Выбрать главу

Мы примем другую классификацию. В исследовании «Рождение трагедии из духа музыки и плоти религии» мы наметили основные черты чисто психологической и эстетической классификации художественных категорий. С точки зрения этой классификации всякое указание на «сосредоточение внимания», «узость сознания» и проч. страдает неизбежной отвлеченностью, научностью; это все научные термины, строгие понятия, и место им в психологии как в науке, а не как в методе выражения и выявления художественных индивидуальностей. Однако настоящее исследование не занято характеристикой Эсхила по существу; это лишь провизорный анализ, расчищающий место для настоящей его характеристики. Поэтому категории оформления и актуальности не будут применяться нами в полной форме. Наша задача — изучить мироощущение Эсхила не столько с точки зрения его трагизма, сколько с точки зрения анти–трагизма. Нам важно выяснить все не–траги–ческое в творчестве Эсхила — с тем чтобы потом на этой расчищенной почве можно было построить более или менее полное и адекватное о нем представление. Поэтому все приемы, находимые Аландским у Софокла, равно как и те, которых, может быть, нет у Софокла и которые мы можем найти у Эсхила, все эти приемы, говорю я, мы будем отмечать чисто эмпирически, не априорно, — постольку т. е., поскольку они содержатся в пьесах Эсхила. И все эти приемы мы будем оценивать с точки зрения наших принципов оформления и личной актуальности, главным образом с точки зрения этой последней. Исследование это, таким образом, будет насквозь аналитично; желающий неизменно следовать за этим анализом уподобится архитектору, который исследует каждую незначительную часть здания, каждую дверь и каждую раму, чтобы судить, из какого материала построено здание в целом и по частям и каково качество этого материала, а отнюдь не уподобится он художнику, которого интересует стиль здания и его эстетика. Разумеется, по мере изучения здания у архитектора создается постепенно известное обобщенное представление об этом здании. Однако покамест применяет он свое обобщенное знание исключительно лишь к отдельным вещам, предметам и целым частям, из которых состоит все здание.

Основной тезис о человеческой психологии у Эсхила: Эсхил менее всего драматург, он по преимуществу лирик и эпик. Душевные движения, как и вообще все, что изображает Эсхил, даны нам эпически и лирически, и в них очень мало драматизма. Мы привыкли трагедии Эсхила считать драматическими произведениями, а гомеровские поэмы — эпическими, совершенно не учитывая того, что половина трагедий посвящена так называемым хорам, прерывающим драматическое действо и объективно — на сцене, и в настроении, а «Илиада» переполнена драматическими положениями вроде сцены Ахиллеса с Приамом (XXII песнь).
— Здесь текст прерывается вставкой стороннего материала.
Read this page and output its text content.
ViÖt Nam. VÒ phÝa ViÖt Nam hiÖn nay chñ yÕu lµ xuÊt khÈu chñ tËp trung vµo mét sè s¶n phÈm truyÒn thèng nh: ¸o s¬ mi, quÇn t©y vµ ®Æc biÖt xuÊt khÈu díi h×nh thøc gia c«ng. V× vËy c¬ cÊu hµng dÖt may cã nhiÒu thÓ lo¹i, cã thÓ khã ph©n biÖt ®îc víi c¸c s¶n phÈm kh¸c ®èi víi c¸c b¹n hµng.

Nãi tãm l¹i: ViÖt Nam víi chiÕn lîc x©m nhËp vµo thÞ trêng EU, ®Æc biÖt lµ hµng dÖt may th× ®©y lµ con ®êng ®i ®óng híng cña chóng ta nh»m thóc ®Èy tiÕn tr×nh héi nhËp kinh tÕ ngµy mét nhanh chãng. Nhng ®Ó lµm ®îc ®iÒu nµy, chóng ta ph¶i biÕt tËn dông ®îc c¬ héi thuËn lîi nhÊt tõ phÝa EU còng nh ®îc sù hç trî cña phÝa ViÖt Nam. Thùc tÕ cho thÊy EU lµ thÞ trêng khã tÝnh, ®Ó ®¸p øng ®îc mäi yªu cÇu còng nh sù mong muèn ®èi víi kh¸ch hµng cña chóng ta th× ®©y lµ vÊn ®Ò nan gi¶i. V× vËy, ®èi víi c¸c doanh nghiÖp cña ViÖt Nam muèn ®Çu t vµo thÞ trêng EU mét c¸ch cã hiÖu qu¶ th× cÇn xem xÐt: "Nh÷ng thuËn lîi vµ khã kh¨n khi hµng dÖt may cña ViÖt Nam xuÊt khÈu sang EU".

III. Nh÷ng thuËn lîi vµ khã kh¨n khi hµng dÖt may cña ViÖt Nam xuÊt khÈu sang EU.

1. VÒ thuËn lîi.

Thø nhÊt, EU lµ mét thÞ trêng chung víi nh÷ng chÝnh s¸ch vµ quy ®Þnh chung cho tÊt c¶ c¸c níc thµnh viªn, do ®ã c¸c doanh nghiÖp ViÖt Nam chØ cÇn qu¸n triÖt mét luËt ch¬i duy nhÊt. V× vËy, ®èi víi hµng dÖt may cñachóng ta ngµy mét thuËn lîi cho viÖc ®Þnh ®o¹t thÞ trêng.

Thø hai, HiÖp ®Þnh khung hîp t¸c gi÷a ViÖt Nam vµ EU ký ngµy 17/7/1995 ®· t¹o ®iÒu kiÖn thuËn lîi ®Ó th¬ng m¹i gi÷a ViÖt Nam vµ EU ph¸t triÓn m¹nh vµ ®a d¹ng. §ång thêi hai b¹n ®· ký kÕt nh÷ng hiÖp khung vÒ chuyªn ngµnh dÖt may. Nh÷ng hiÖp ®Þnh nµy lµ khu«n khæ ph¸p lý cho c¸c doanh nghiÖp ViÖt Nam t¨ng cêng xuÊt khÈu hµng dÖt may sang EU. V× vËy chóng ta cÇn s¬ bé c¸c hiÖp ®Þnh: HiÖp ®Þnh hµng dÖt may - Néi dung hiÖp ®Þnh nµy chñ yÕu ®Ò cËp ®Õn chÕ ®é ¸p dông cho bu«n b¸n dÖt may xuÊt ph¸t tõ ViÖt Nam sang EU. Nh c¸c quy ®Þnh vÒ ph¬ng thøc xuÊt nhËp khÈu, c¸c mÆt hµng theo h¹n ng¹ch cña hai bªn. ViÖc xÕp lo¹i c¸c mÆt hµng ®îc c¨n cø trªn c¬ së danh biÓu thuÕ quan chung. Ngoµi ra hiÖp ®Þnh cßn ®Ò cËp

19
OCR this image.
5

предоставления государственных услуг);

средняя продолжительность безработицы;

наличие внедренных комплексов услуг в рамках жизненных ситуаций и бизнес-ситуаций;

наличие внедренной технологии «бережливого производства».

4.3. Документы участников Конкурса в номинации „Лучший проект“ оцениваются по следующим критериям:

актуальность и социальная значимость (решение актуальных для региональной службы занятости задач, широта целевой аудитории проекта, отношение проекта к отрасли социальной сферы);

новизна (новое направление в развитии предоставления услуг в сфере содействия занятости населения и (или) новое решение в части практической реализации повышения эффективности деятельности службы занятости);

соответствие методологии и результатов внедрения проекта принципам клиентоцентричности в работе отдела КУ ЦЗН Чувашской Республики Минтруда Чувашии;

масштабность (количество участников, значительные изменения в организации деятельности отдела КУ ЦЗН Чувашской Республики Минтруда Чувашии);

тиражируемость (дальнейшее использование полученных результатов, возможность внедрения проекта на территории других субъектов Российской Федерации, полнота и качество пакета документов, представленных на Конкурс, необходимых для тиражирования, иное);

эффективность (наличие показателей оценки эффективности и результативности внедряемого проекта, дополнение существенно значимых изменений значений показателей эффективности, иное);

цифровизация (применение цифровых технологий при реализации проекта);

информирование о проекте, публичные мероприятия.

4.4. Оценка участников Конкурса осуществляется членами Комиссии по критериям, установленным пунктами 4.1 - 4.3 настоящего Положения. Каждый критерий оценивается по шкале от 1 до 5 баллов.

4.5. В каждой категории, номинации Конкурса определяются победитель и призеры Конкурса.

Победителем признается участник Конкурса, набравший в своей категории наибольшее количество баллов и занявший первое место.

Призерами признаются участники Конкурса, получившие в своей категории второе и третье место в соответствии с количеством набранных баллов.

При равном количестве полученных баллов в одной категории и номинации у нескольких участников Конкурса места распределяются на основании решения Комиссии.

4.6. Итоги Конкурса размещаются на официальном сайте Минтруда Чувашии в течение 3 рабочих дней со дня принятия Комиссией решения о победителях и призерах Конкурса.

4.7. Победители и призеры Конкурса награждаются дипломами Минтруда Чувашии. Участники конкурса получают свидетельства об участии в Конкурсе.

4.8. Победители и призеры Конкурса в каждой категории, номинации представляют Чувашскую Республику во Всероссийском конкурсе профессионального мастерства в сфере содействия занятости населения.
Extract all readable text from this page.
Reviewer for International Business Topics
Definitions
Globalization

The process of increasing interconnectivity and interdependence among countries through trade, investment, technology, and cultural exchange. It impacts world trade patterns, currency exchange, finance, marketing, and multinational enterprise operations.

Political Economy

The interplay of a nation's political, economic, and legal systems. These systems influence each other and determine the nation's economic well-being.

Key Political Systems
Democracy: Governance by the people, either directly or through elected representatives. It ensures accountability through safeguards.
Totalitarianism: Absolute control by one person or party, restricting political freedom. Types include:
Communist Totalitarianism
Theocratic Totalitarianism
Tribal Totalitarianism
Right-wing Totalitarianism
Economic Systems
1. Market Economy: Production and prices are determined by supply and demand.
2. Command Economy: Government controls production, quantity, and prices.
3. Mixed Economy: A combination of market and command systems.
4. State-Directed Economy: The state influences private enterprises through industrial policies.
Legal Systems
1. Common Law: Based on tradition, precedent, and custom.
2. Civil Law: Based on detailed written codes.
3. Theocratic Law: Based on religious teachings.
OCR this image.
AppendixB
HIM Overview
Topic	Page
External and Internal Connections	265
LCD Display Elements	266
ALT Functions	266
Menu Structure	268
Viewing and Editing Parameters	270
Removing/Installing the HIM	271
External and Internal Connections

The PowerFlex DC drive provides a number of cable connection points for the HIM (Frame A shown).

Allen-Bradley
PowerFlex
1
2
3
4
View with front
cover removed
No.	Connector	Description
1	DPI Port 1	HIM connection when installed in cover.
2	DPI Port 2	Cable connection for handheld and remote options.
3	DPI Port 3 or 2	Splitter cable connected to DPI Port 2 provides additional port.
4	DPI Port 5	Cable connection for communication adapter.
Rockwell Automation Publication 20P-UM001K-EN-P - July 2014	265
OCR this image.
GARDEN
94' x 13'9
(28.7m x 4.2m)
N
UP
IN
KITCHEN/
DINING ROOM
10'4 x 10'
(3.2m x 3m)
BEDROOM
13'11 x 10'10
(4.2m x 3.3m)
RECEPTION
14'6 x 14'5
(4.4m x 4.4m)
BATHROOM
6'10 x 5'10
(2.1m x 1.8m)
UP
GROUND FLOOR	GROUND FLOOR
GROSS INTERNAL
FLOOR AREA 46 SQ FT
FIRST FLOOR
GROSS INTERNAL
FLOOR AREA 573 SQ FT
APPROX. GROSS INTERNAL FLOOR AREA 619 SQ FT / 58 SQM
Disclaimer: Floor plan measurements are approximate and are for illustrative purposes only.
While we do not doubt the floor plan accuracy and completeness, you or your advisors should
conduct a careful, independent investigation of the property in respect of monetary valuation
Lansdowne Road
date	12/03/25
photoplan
Скажут: но ведь у Эсхила же все–таки трагедии, трагическое здесь во всяком случае на первом месте. Совершенно верно. Но как мы установили в 1–м исследовании, надо отличать трагизм от драматизма. Драматизм и на сцене, и субъективно есть простая формальная данность композиции известного рода, именно изображение при посредстве действий. И как простая форма драматизм произведения и настроения не предполагает обязательно каких–нибудь, напр. нравственных, предпосылок. Наоборот, трагизм не есть форма произведения; это есть известная нравственная настроенность, предполагающая сложные нравственные убеждения и волевую самодеятельность человека и в настроении проявляющаяся как «страх и сострадание». Независимо от того, верна или нет старая аристотелевская формулировка трагедии об этом «страхе и сострадании», ясно одно: трагизм есть нечто связанное с моральным сознанием; и к драматизму он относится как любое содержание к форме его данности (напр., словесной данности). Поэтому трагические настроения могут быть изображены эпически и лирически; драматическая форма не обязательна; таковы байроновские поэмы. И конечно, наоборот, драматически может быть изображено то, что ничего трагического не имеет; таковы многие комедии Островского.

Так вот, эсхиловские трагедии трагичны, но они очень и очень малодраматичны. Мы увидим, что в них часто элементы драматизма даны не столько как следствие сознательного художнического задания, сколько как необходимое слагаемое всякого художнического порыва. Мы ведь так и формулировали раньше три основных рода эстетического восприятия, чтобы уничтожить всякий намек на возможность абсолютной изолированности какого–нибудь из этих трех родов. Нет абсолютно лирического настроения, или абсолютно эпического, или абсолютно драматического. В каждом из них можно найти хоть малозаметные, но все же присутствующие элементы обоих других родов; и психологические границы, например, лиризма и эпичности никак не могут считаться неразмытыми и ярко очерченными; двигаясь от первого ко второй, мы наблюдаем постепенное убывание лирического волнения в пользу эпическому сну, и тут возможны тысячи переходных ступеней и оттенков.